NCCAM was created a few months later. The center's main mission was clear: Study alternative therapies and how they could be integrated into conventional treatment.

$43 billion a year

About 4 out of 10 American adults use some sort of alternative treatment, according to a 2007 survey by the U.S. Centers for Disease Control and Prevention. Mostly they reported taking supplements, practicing deep breathing exercises, going to a chiropractor or osteopath for spinal manipulation, meditating or getting massages. The out-of-pocket bill for these therapies adds up to about $43 billion a year, the survey found.

Conducting scientific studies to determine whether these treatments work is a valuable service, says Dr. Steven DeKosky, who sits on the NCCAM advisory council and is dean of the University of Virginia medical school. "I don't know who else would do that other than NCCAM."

DeKosky, a neurologist, received $25 million from NCCAM to help fund a study on whether ginkgo biloba can protect against dementia and Alzheimer's disease. He concluded that the popular supplement did not reduce the overall incidence of either condition in elderly people who were normal or already had mild cognitive impairment.

Such studies are conducted by randomly assigning some people to take the supplement being tested and giving others a placebo; volunteers don't know which group they're in, so that knowledge can't bias the results. Researchers compare the outcomes for both groups to see whether those who took the supplement were better off than those who took the dummy pill. This approach is widely accepted in the medical research community.
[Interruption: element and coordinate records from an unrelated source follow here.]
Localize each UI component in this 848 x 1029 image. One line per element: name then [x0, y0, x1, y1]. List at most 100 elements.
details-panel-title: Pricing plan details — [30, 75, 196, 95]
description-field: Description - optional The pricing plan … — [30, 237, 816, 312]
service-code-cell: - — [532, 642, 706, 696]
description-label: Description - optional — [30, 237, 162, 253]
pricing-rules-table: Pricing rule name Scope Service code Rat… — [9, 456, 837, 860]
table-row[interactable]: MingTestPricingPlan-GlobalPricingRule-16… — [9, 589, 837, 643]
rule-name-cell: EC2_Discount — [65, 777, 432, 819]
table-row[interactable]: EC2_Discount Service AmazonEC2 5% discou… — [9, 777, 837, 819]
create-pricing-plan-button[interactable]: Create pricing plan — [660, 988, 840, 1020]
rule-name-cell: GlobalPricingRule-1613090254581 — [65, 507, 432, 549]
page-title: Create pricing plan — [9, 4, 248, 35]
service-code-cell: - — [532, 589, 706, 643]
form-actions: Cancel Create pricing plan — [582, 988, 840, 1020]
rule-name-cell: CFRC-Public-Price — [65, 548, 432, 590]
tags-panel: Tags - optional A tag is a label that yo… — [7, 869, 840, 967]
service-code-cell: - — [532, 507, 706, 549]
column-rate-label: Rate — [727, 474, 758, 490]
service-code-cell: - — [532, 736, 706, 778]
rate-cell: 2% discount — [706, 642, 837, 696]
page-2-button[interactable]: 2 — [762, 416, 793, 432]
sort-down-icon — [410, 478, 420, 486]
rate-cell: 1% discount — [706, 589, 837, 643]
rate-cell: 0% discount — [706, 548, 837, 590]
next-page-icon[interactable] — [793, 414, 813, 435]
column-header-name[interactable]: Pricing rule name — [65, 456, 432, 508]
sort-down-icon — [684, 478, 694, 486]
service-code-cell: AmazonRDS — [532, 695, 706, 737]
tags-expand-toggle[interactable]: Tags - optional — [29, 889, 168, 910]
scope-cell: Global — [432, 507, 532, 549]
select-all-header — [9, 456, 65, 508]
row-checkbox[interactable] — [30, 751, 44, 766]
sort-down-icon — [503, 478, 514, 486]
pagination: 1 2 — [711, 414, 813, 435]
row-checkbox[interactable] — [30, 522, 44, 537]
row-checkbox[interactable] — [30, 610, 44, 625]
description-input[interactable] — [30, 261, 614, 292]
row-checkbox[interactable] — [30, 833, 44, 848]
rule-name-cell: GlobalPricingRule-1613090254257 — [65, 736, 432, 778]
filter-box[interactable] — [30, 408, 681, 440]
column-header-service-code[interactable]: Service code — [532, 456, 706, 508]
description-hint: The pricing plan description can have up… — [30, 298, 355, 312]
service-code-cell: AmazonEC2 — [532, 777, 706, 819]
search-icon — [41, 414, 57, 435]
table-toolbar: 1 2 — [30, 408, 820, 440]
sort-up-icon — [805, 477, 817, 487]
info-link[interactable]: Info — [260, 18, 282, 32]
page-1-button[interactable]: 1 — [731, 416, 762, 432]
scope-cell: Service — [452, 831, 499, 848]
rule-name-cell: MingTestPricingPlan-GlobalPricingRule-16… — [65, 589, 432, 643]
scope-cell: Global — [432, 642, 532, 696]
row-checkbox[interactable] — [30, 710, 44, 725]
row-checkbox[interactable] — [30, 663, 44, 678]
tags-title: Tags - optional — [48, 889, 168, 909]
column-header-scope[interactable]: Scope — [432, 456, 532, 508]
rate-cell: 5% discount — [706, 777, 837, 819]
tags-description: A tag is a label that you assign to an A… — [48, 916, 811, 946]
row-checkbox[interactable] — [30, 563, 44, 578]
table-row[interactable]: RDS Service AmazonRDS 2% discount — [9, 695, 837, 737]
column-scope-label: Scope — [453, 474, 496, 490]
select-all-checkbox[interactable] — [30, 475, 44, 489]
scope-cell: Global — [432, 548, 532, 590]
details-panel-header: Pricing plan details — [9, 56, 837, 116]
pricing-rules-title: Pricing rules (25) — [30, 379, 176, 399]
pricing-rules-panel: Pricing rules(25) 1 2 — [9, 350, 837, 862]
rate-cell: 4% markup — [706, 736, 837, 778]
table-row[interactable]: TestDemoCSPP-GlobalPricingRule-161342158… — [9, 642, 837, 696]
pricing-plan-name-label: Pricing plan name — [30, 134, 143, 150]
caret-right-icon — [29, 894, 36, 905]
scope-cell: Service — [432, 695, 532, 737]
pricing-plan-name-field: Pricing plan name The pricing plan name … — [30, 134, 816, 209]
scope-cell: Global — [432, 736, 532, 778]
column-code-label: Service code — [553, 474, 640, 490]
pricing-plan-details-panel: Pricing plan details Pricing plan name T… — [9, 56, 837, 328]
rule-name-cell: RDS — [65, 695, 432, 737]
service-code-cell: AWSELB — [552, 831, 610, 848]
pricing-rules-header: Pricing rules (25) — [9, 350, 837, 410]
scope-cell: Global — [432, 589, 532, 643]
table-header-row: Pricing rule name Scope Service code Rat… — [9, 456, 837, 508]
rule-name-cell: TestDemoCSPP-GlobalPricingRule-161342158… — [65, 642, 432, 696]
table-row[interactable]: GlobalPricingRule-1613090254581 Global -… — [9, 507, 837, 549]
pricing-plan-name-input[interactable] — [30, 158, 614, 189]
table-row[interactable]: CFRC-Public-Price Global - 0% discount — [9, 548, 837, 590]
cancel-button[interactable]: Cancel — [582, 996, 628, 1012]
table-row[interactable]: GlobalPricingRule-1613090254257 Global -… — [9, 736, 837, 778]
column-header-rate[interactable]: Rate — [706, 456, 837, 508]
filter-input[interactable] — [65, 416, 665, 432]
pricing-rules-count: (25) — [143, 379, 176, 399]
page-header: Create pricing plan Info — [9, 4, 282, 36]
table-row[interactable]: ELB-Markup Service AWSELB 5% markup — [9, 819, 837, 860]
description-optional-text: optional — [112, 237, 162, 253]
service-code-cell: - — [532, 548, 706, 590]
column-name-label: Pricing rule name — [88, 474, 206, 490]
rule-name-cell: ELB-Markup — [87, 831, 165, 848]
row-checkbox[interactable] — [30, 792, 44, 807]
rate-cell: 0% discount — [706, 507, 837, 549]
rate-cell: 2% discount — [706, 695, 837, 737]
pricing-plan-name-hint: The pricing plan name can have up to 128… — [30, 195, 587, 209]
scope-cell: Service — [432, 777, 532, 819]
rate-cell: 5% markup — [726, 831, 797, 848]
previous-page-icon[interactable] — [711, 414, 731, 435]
But when looking into "mind and body" medicine, NCCAM often argues that a treatment is valuable if patients report that it helped them — even if others receiving a sham treatment said the same.

For example, the center has spent millions on studies of acupuncture, in which tiny needles are inserted shallowly into the body to unblock the "vital energy" called qi, according to NCCAM's website. Many of those studies have found that true acupuncture performs no better than sham acupuncture, in which a person is fooled into thinking he is getting the real thing through the use of retractable needles or even toothpicks twirled on the skin.

People often report feeling less pain or being less fatigued regardless of whether they receive real or fake acupuncture, suggesting a placebo effect is at work. Yet NCCAM is pouring more research money into acupuncture.

"The intellectual dishonesty is just astounding," says Dr. Steven Novella, a neurologist at Yale School of Medicine and an NCCAM critic.

Briggs says it's difficult to design trials of complex therapies like acupuncture. "It is generally impossible to isolate a single element. A sham control in a mind-and-body study could easily miss answering the most important question of whether the patient experiences benefit."

Physicians who treat patients in pain say they welcome any new tools, especially ones without the side effects of narcotics. If that means offering a treatment that may be a placebo, so be it.

"We have lots of people out there with a problem that isn't being addressed with conventional approaches," says Daniel Cherkin, who researchers alternative medicine in Seattle and sits on the NCCAM advisory council. "What do we do with those people? To say we shouldn't do these things because it is a placebo denies them something safe and available and works."

Critics respond that it's not right to charge people hundreds or thousands of dollars for treatments that amount to nothing more than an elaborate placebo.

"It is essentially deluding somebody," says Sampson of Stanford. "In other parts of our social life, it is a crime."